Una fulgida oscurità ammanta l’epopea della guerra di Troia: oscure sono le trame della storia, fulgido il mito. La vicenda è assai nota: si narra che una donna, Elena – moglie di Menelao, re di Sparta – sia stata rapita da Paride, figlio di Priamo, re di Troia. Per riportare a casa Elena si scatena una guerra lunga e feroce. Ma è concepibile combattere una guerra per una donna rapita, che in realtà si era lasciata rapire, o meglio, era fuggita con il proprio rapitore? È concepibile radunare un esercito di centomila uomini per assediare una città, che per quanto fosse la città più grande, più ricca, più famosa del mondo, aveva pur sempre un diametro di trecento metri? Ed è concepibile che questa guerra d’assedio duri dieci anni? Uno storico che volesse far luce sul mito potrebbe parlare di un embargo commerciale ai danni delle città greche, della chiusura dello stretto dei Dardanelli da parte delle autorità troiane, di una situazione politico-economica di forte squilibrio, di flussi migratori che attraversano l’Egeo verso oriente, insomma di una delicata congiuntura internazionale. Il lontano passato si rispecchia quindi nel presente, e le parole dello storico, potrebbero essere quelle dell’odierno inviato di guerra.

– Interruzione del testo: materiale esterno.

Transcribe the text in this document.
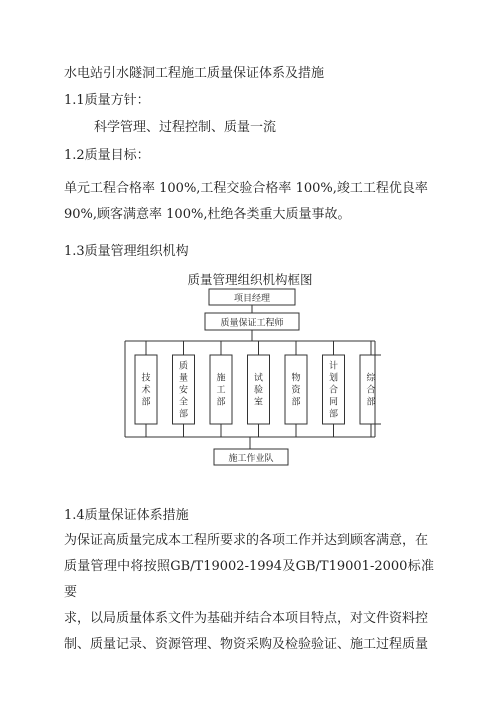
水电站引水隧洞工程施工质量保证体系及措施
1.1质量方针：
科学管理、过程控制、质量一流
1.2质量目标：
单元工程合格率 100%,工程交验合格率 100%,竣工工程优良率
90%,顾客满意率 100%,杜绝各类重大质量事故。
1.3质量管理组织机构
质量管理组织机构框图
项目经理
质量保证工程师
技术部
质量安全部
施工部
试验室
物资部
计划合同部
综合部
施工作业队
1.4质量保证体系措施
为保证高质量完成本工程所要求的各项工作并达到顾客满意，在
质量管理中将按照GB/T19002-1994及GB/T19001-2000标准要
求，以局质量体系文件为基础并结合本项目特点，对文件资料控
制、质量记录、资源管理、物资采购及检验验证、施工过程质量
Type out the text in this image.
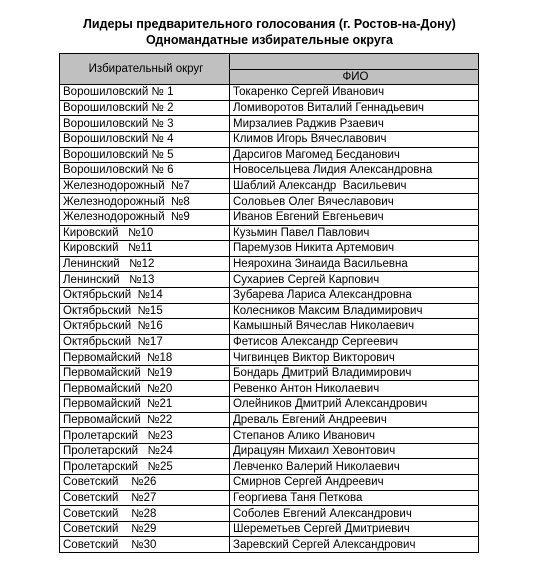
Лидеры предварительного голосования (г. Ростов-на-Дону)
Одномандатные избирательные округа
Избирательный округ	
	ФИО
Ворошиловский № 1	Токаренко Сергей Иванович
Ворошиловский № 2	Ломиворотов Виталий Геннадьевич
Ворошиловский № 3	Мирзалиев Раджив Рзаевич
Ворошиловский № 4	Климов Игорь Вячеславович
Ворошиловский № 5	Дарсигов Магомед Бесданович
Ворошиловский № 6	Новосельцева Лидия Александровна
Железнодорожный  №7	Шаблий Александр  Васильевич
Железнодорожный  №8	Соловьев Олег Вячеславович
Железнодорожный  №9	Иванов Евгений Евгеньевич
Кировский   №10	Кузьмин Павел Павлович
Кировский   №11	Паремузов Никита Артемович
Ленинский   №12	Неярохина Зинаида Васильевна
Ленинский   №13	Сухариев Сергей Карпович
Октябрьский  №14	Зубарева Лариса Александровна
Октябрьский  №15	Колесников Максим Владимирович
Октябрьский  №16	Камышный Вячеслав Николаевич
Октябрьский  №17	Фетисов Александр Сергеевич
Первомайский  №18	Чигвинцев Виктор Викторович
Первомайский  №19	Бондарь Дмитрий Владимирович
Первомайский  №20	Ревенко Антон Николаевич
Первомайский  №21	Олейников Дмитрий Александрович
Первомайский  №22	Древаль Евгений Андреевич
Пролетарский   №23	Степанов Алико Иванович
Пролетарский   №24	Дирацуян Михаил Хевонтович
Пролетарский   №25	Левченко Валерий Николаевич
Советский    №26	Смирнов Сергей Андреевич
Советский    №27	Георгиева Таня Петкова
Советский    №28	Соболев Евгений Александрович
Советский    №29	Шереметьев Сергей Дмитриевич
Советский    №30	Заревский Сергей Александрович
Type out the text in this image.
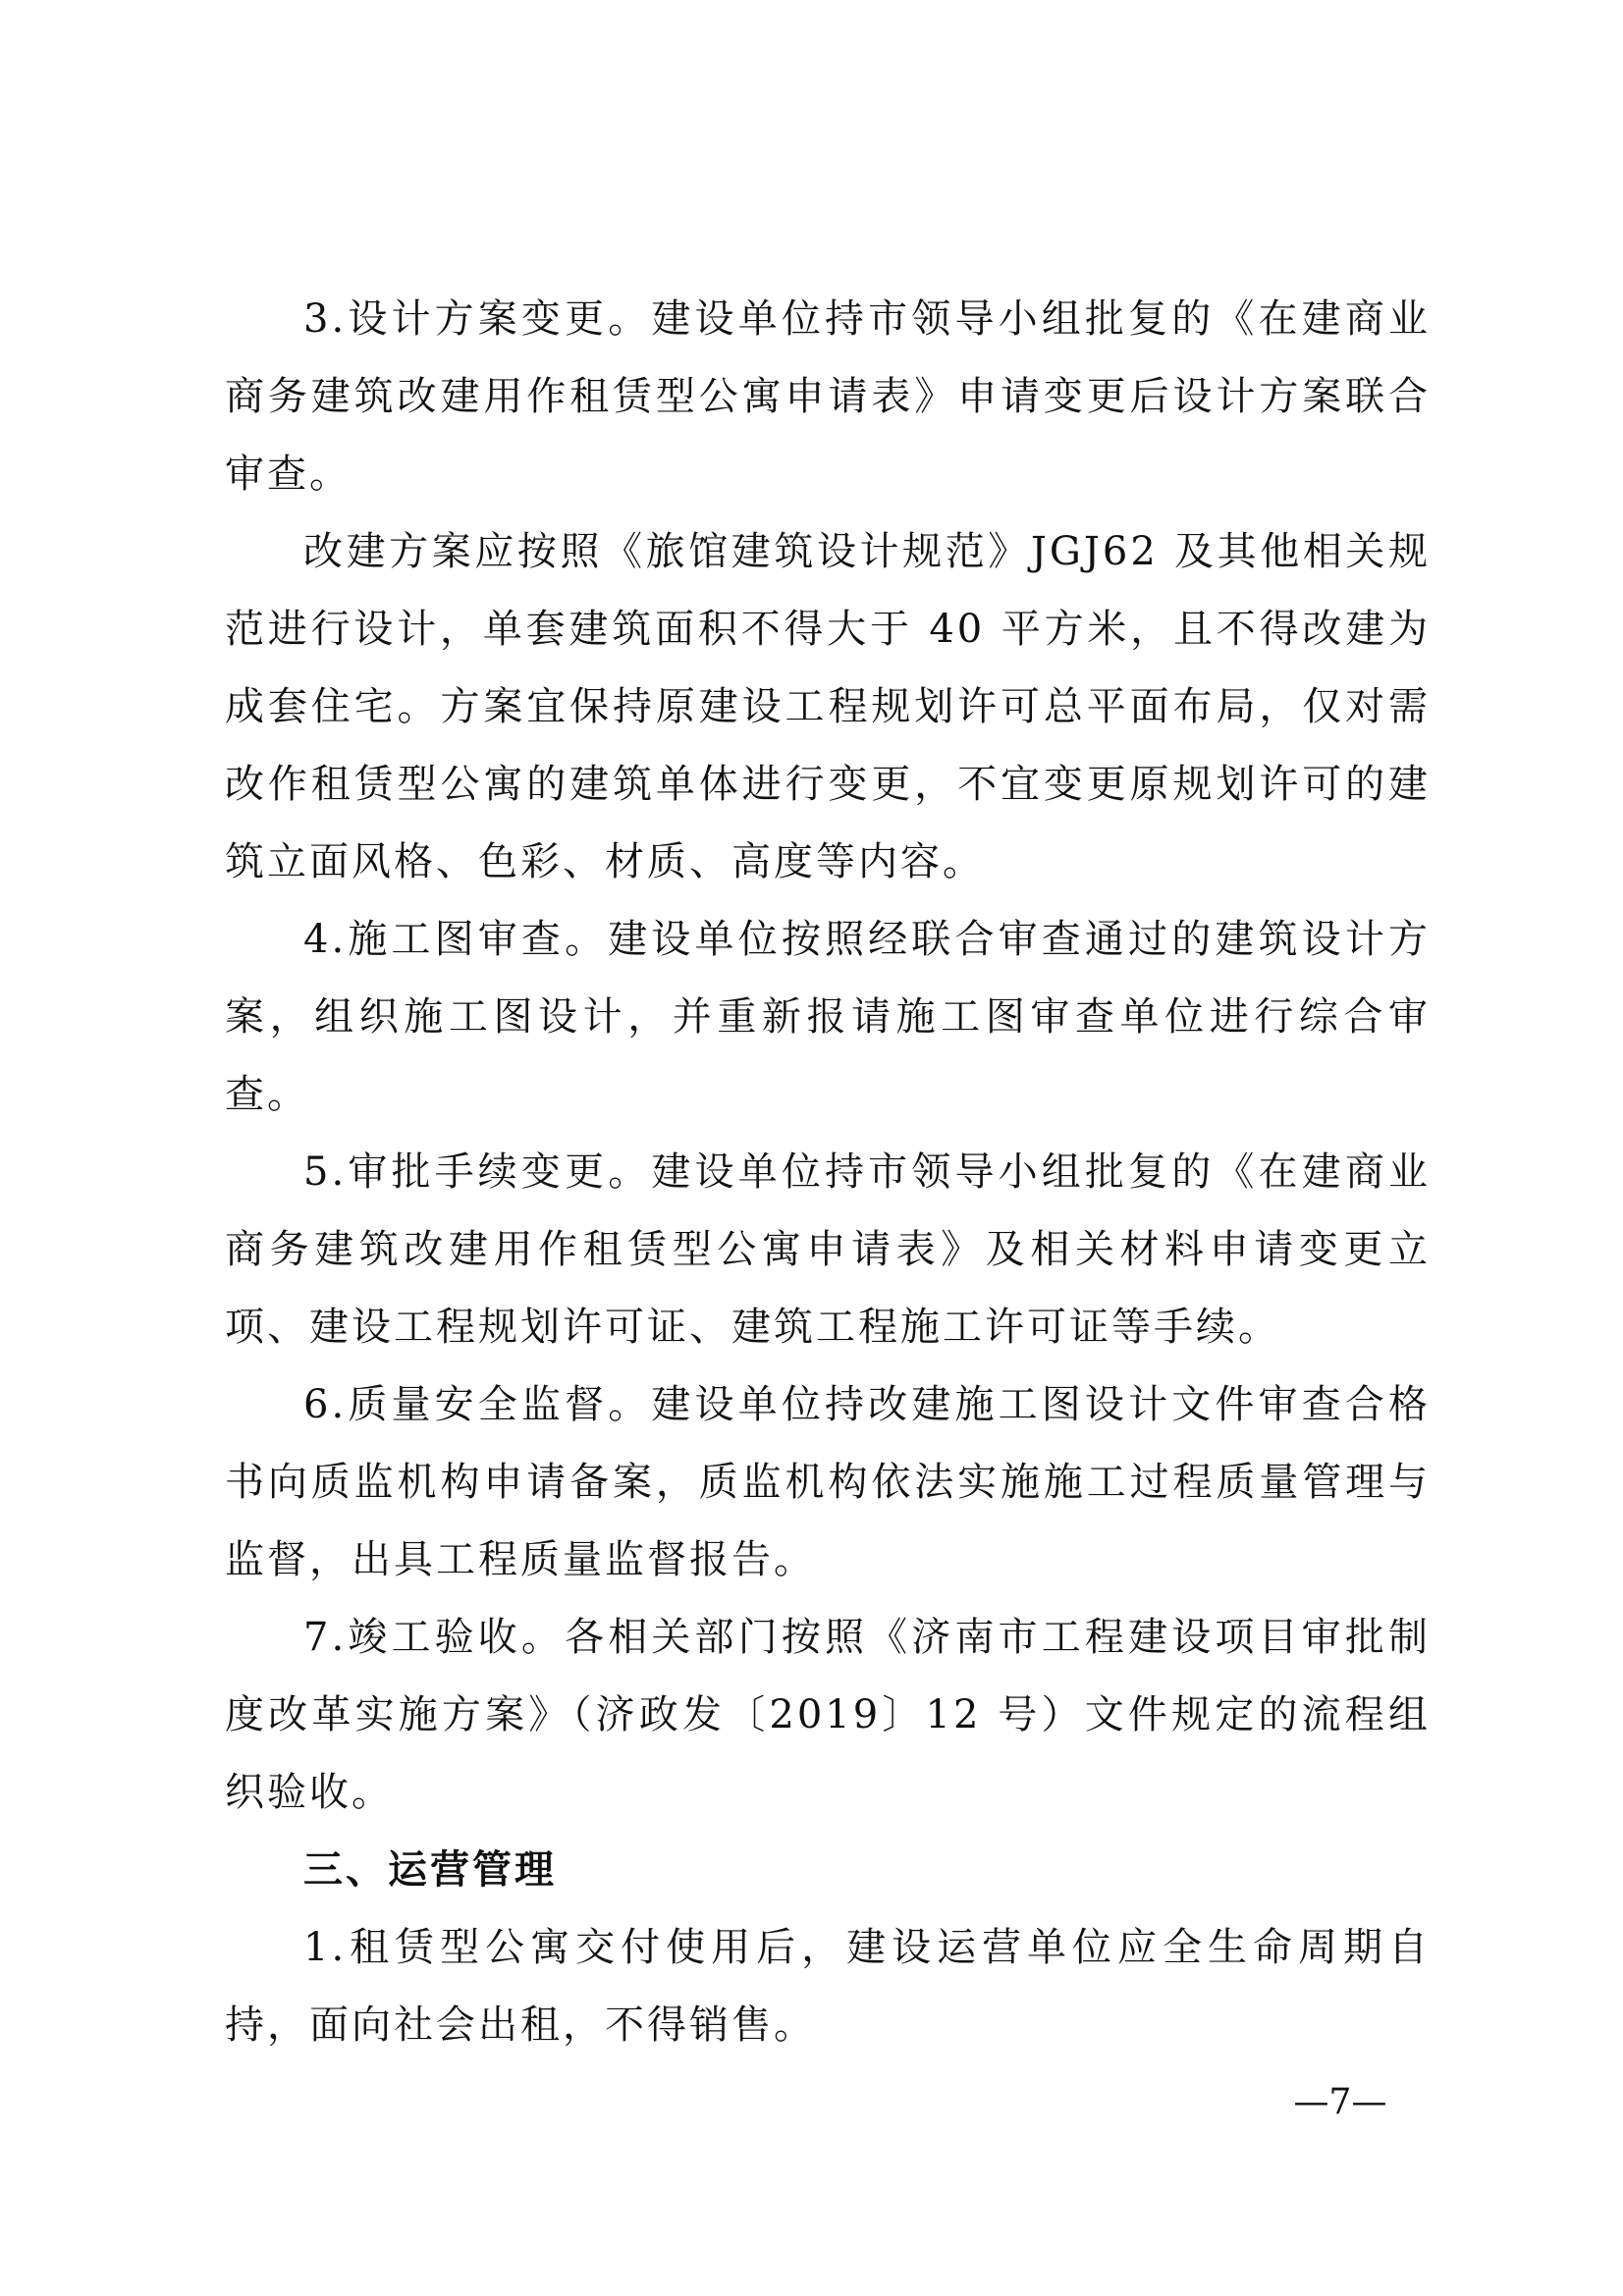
3.设计方案变更。建设单位持市领导小组批复的《在建商业商务建筑改建用作租赁型公寓申请表》申请变更后设计方案联合审查。

改建方案应按照《旅馆建筑设计规范》JGJ62 及其他相关规范进行设计，单套建筑面积不得大于 40 平方米，且不得改建为成套住宅。方案宜保持原建设工程规划许可总平面布局，仅对需改作租赁型公寓的建筑单体进行变更，不宜变更原规划许可的建筑立面风格、色彩、材质、高度等内容。

4.施工图审查。建设单位按照经联合审查通过的建筑设计方案，组织施工图设计，并重新报请施工图审查单位进行综合审查。

5.审批手续变更。建设单位持市领导小组批复的《在建商业商务建筑改建用作租赁型公寓申请表》及相关材料申请变更立项、建设工程规划许可证、建筑工程施工许可证等手续。

6.质量安全监督。建设单位持改建施工图设计文件审查合格书向质监机构申请备案，质监机构依法实施施工过程质量管理与监督，出具工程质量监督报告。

7.竣工验收。各相关部门按照《济南市工程建设项目审批制度改革实施方案》（济政发〔2019〕12 号）文件规定的流程组织验收。

三、运营管理

1.租赁型公寓交付使用后，建设运营单位应全生命周期自持，面向社会出租，不得销售。

—7—
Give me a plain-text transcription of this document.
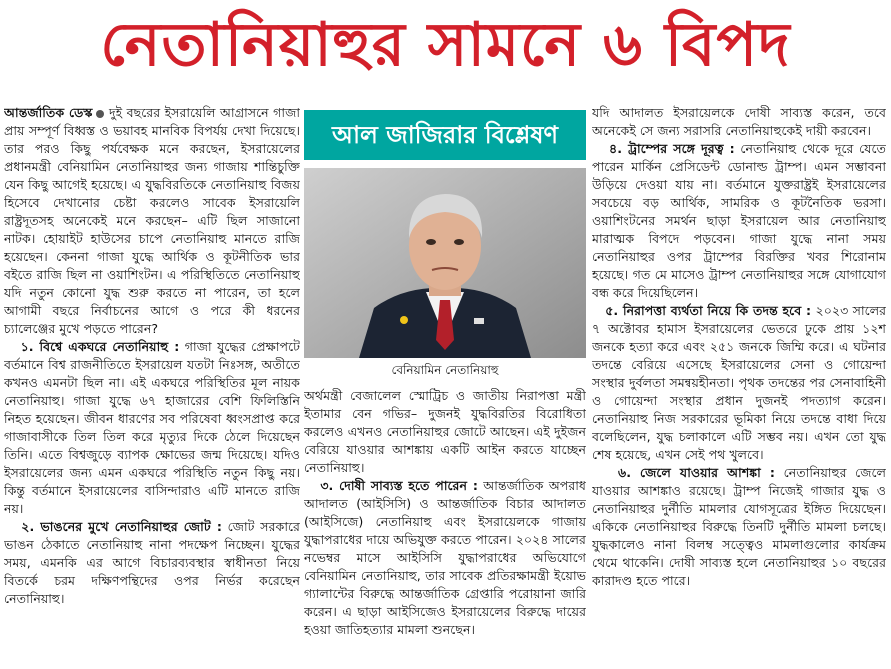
নেতানিয়াহুর সামনে ৬ বিপদ

আন্তর্জাতিক ডেস্ক দুই বছরের ইসরায়েলি আগ্রাসনে গাজা প্রায় সম্পূর্ণ বিধ্বস্ত ও ভয়াবহ মানবিক বিপর্যয় দেখা দিয়েছে। তার পরও কিছু পর্যবেক্ষক মনে করছেন, ইসরায়েলের প্রধানমন্ত্রী বেনিয়ামিন নেতানিয়াহুর জন্য গাজায় শান্তিচুক্তি যেন কিছু আগেই হয়েছে। এ যুদ্ধবিরতিকে নেতানিয়াহু বিজয় হিসেবে দেখানোর চেষ্টা করলেও সাবেক ইসরায়েলি রাষ্ট্রদূতসহ অনেকেই মনে করছেন– এটি ছিল সাজানো নাটক। হোয়াইট হাউসের চাপে নেতানিয়াহু মানতে রাজি হয়েছেন। কেননা গাজা যুদ্ধে আর্থিক ও কূটনীতিক ভার বইতে রাজি ছিল না ওয়াশিংটন। এ পরিস্থিতিতে নেতানিয়াহু যদি নতুন কোনো যুদ্ধ শুরু করতে না পারেন, তা হলে আগামী বছরে নির্বাচনের আগে ও পরে কী ধরনের চ্যালেঞ্জের মুখে পড়তে পারেন?

১. বিশ্বে একঘরে নেতানিয়াহু : গাজা যুদ্ধের প্রেক্ষাপটে বর্তমানে বিশ্ব রাজনীতিতে ইসরায়েল যতটা নিঃসঙ্গ, অতীতে কখনও এমনটা ছিল না। এই একঘরে পরিস্থিতির মূল নায়ক নেতানিয়াহু। গাজা যুদ্ধে ৬৭ হাজারের বেশি ফিলিস্তিনি নিহত হয়েছেন। জীবন ধারণের সব পরিষেবা ধ্বংসপ্রাপ্ত করে গাজাবাসীকে তিল তিল করে মৃত্যুর দিকে ঠেলে দিয়েছেন তিনি। এতে বিশ্বজুড়ে ব্যাপক ক্ষোভের জন্ম দিয়েছে। যদিও ইসরায়েলের জন্য এমন একঘরে পরিস্থিতি নতুন কিছু নয়। কিন্তু বর্তমানে ইসরায়েলের বাসিন্দারাও এটি মানতে রাজি নয়।

২. ভাঙনের মুখে নেতানিয়াহুর জোট : জোট সরকারে ভাঙন ঠেকাতে নেতানিয়াহু নানা পদক্ষেপ নিচ্ছেন। যুদ্ধের সময়, এমনকি এর আগে বিচারব্যবস্থার স্বাধীনতা নিয়ে বিতর্কে চরম দক্ষিণপন্থিদের ওপর নির্ভর করেছেন নেতানিয়াহু।

আল জাজিরার বিশ্লেষণ
বেনিয়ামিন নেতানিয়াহু

অর্থমন্ত্রী বেজালেল স্মোট্রিচ ও জাতীয় নিরাপত্তা মন্ত্রী ইতামার বেন গভির– দুজনই যুদ্ধবিরতির বিরোধিতা করলেও এখনও নেতানিয়াহুর জোটে আছেন। এই দুইজন বেরিয়ে যাওয়ার আশঙ্কায় একটি আইন করতে যাচ্ছেন নেতানিয়াহু।

৩. দোষী সাব্যস্ত হতে পারেন : আন্তর্জাতিক অপরাধ আদালত (আইসিসি) ও আন্তর্জাতিক বিচার আদালত (আইসিজে) নেতানিয়াহু এবং ইসরায়েলকে গাজায় যুদ্ধাপরাধের দায়ে অভিযুক্ত করতে পারেন। ২০২৪ সালের নভেম্বর মাসে আইসিসি যুদ্ধাপরাধের অভিযোগে বেনিয়ামিন নেতানিয়াহু, তার সাবেক প্রতিরক্ষামন্ত্রী ইয়োভ গ্যালান্টের বিরুদ্ধে আন্তর্জাতিক গ্রেপ্তারি পরোয়ানা জারি করেন। এ ছাড়া আইসিজেও ইসরায়েলের বিরুদ্ধে দায়ের হওয়া জাতিহত্যার মামলা শুনছেন।

যদি আদালত ইসরায়েলকে দোষী সাব্যস্ত করেন, তবে অনেকেই সে জন্য সরাসরি নেতানিয়াহুকেই দায়ী করবেন।

৪. ট্রাম্পের সঙ্গে দূরত্ব : নেতানিয়াহু থেকে দূরে যেতে পারেন মার্কিন প্রেসিডেন্ট ডোনাল্ড ট্রাম্প। এমন সম্ভাবনা উড়িয়ে দেওয়া যায় না। বর্তমানে যুক্তরাষ্ট্রই ইসরায়েলের সবচেয়ে বড় আর্থিক, সামরিক ও কূটনৈতিক ভরসা। ওয়াশিংটনের সমর্থন ছাড়া ইসরায়েল আর নেতানিয়াহু মারাত্মক বিপদে পড়বেন। গাজা যুদ্ধে নানা সময় নেতানিয়াহুর ওপর ট্রাম্পের বিরক্তির খবর শিরোনাম হয়েছে। গত মে মাসেও ট্রাম্প নেতানিয়াহুর সঙ্গে যোগাযোগ বন্ধ করে দিয়েছিলেন।

৫. নিরাপত্তা ব্যর্থতা নিয়ে কি তদন্ত হবে : ২০২৩ সালের ৭ অক্টোবর হামাস ইসরায়েলের ভেতরে ঢুকে প্রায় ১২শ জনকে হত্যা করে এবং ২৫১ জনকে জিম্মি করে। এ ঘটনার তদন্তে বেরিয়ে এসেছে ইসরায়েলের সেনা ও গোয়েন্দা সংস্থার দুর্বলতা সমন্বয়হীনতা। পৃথক তদন্তের পর সেনাবাহিনী ও গোয়েন্দা সংস্থার প্রধান দুজনই পদত্যাগ করেন। নেতানিয়াহু নিজ সরকারের ভূমিকা নিয়ে তদন্তে বাধা দিয়ে বলেছিলেন, যুদ্ধ চলাকালে এটি সম্ভব নয়। এখন তো যুদ্ধ শেষ হয়েছে, এখন সেই পথ খুলবে।

৬. জেলে যাওয়ার আশঙ্কা : নেতানিয়াহুর জেলে যাওয়ার আশঙ্কাও রয়েছে। ট্রাম্প নিজেই গাজার যুদ্ধ ও নেতানিয়াহুর দুর্নীতি মামলার যোগসূত্রের ইঙ্গিত দিয়েছেন। একিকে নেতানিয়াহুর বিরুদ্ধে তিনটি দুর্নীতি মামলা চলছে। যুদ্ধকালেও নানা বিলম্ব সত্ত্বেও মামলাগুলোর কার্যক্রম থেমে থাকেনি। দোষী সাব্যস্ত হলে নেতানিয়াহুর ১০ বছরের কারাদণ্ড হতে পারে।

«Troiane narra le tristi vicende degli sconfitti e la complessa congiuntura di eventi tragici concatenati alla fine della guerra più famosa della storia dell’umanità – scrive Matteo Tarasco nelle note di regia -. Il nostro progetto di messa in scena vuole addentrarsi nel linguaggio del dolore, per riscoprirne un nuovo valore semantico e ridisegnare l’ideologia della virilità, che, nell’epopea, si completa e acquista valore soltanto quando si appropria del modello femminile. Il dolore delle donne fatte prigioniere non ne esautora la forza vitale, ma ne esalta l’energia e l’ardore. Perché in Troiane, lacrime e gloria, sofferenza ed eroismo sono strettamente connessi. Il nostro spettacolo racconta l’assenza dell’eroe, consapevoli che la modernità è orfana di eroi e modelli virili, scegliamo di indagare il punto di vista femminile sul mito.

Mettere in scena Troiane  oggi significa essere appassionati, e folli, significa ricordare che le parole bruciano, che le parole si fanno carne mentre noi parliamo, e quindi anche parlare, anche raccontare una storia, è un gesto fisico e corporale. Oggi sembra che la lingua abbia perduto la sua Physis, la lingua oggi non è più del cuore, come diceva Paracelso, ma della mente, di Nuos. Per questo è necessario fare teatro oggi, ovunque e comunque, per non far soccombere la parola nelle paralizzanti spire dell’ossessione comunicativa, per non stritolare la parola nell’angoscia semantica della comunicazione che molto dice e poco esprime. Fare teatro oggi ci ricorda che il valore della parola si riconosce nel silenzio dell’ascolto».